There are 3 best solutions below

2
Caesar On

I changed the rules to

level = {ASCII_DIGIT+}
verb = {ASCII_ALPHA{1,4}}
file = { SOI ~ (structure? ~ NEWLINE)* ~ structure? ~ EOI }

and that seemed to work just fine, regardless of the trailing newline. But maybe I overlooked something. If you could edit your question to show the rules and input that caused an infinite loop with this, that'd be great.

2
Maria On
WHITESPACE = _{ " " }
level = {ASCII_DIGIT+}
verb = {ASCII_ALPHA{,4}}
value = {ASCII_ALPHANUMERIC*}
stop = { level ~ "STOP" }
structure = { level ~ verb ~ value }
line = {structure | trlr}
file = { SOI ~ (line ~ NEWLINE?)* ~ EOI }

Checked on https://pest.rs/

0
Josh Voigts On

This seems to work.

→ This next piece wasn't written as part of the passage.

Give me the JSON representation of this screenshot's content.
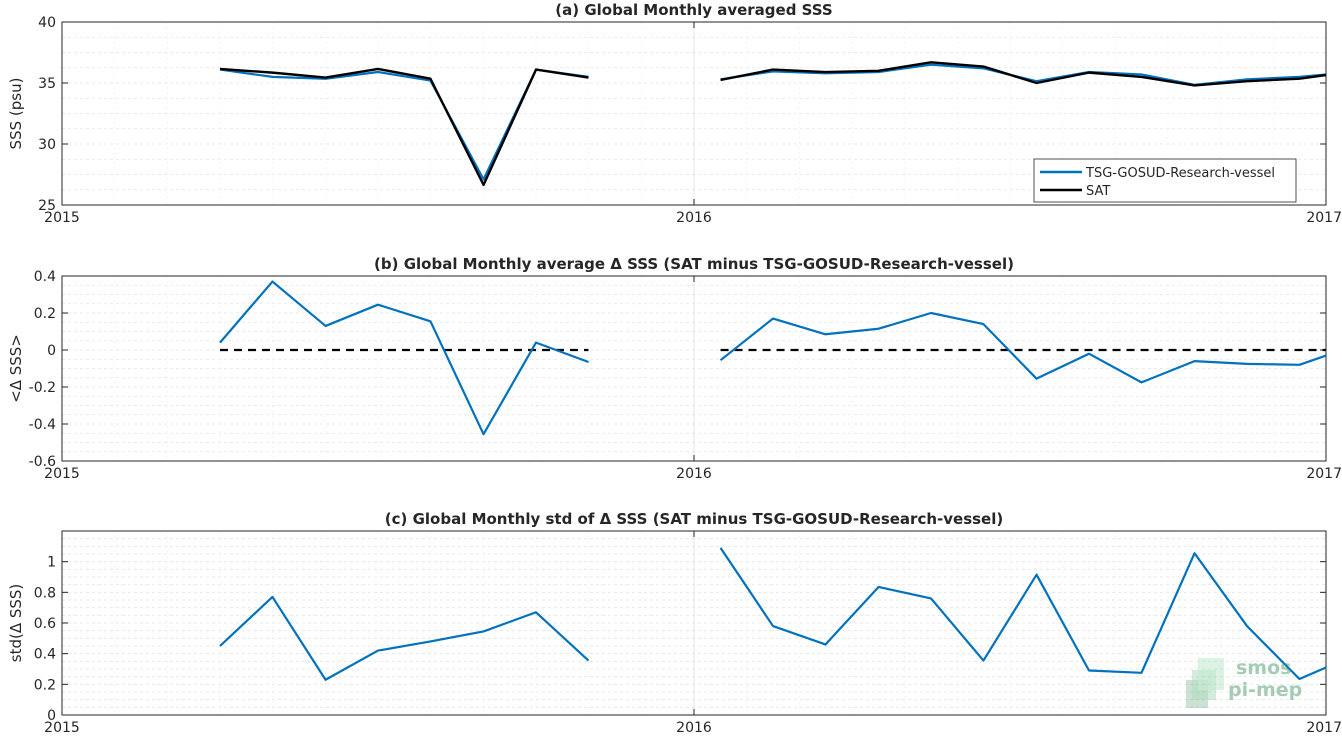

It can handle arbitrary number of newlines at the beginning or end as well:

file = { SOI ~ NEWLINE* ~ structure ~ (NEWLINE ~ structure)* NEWLINE* ~ EOI }
WHITESPACE = _{" "}
level = {ASCII_DIGIT+}
verb = {ASCII_ALPHA{1,4}}
value = {ASCII_ALPHANUMERIC*}
structure = { level ~ verb ~ value }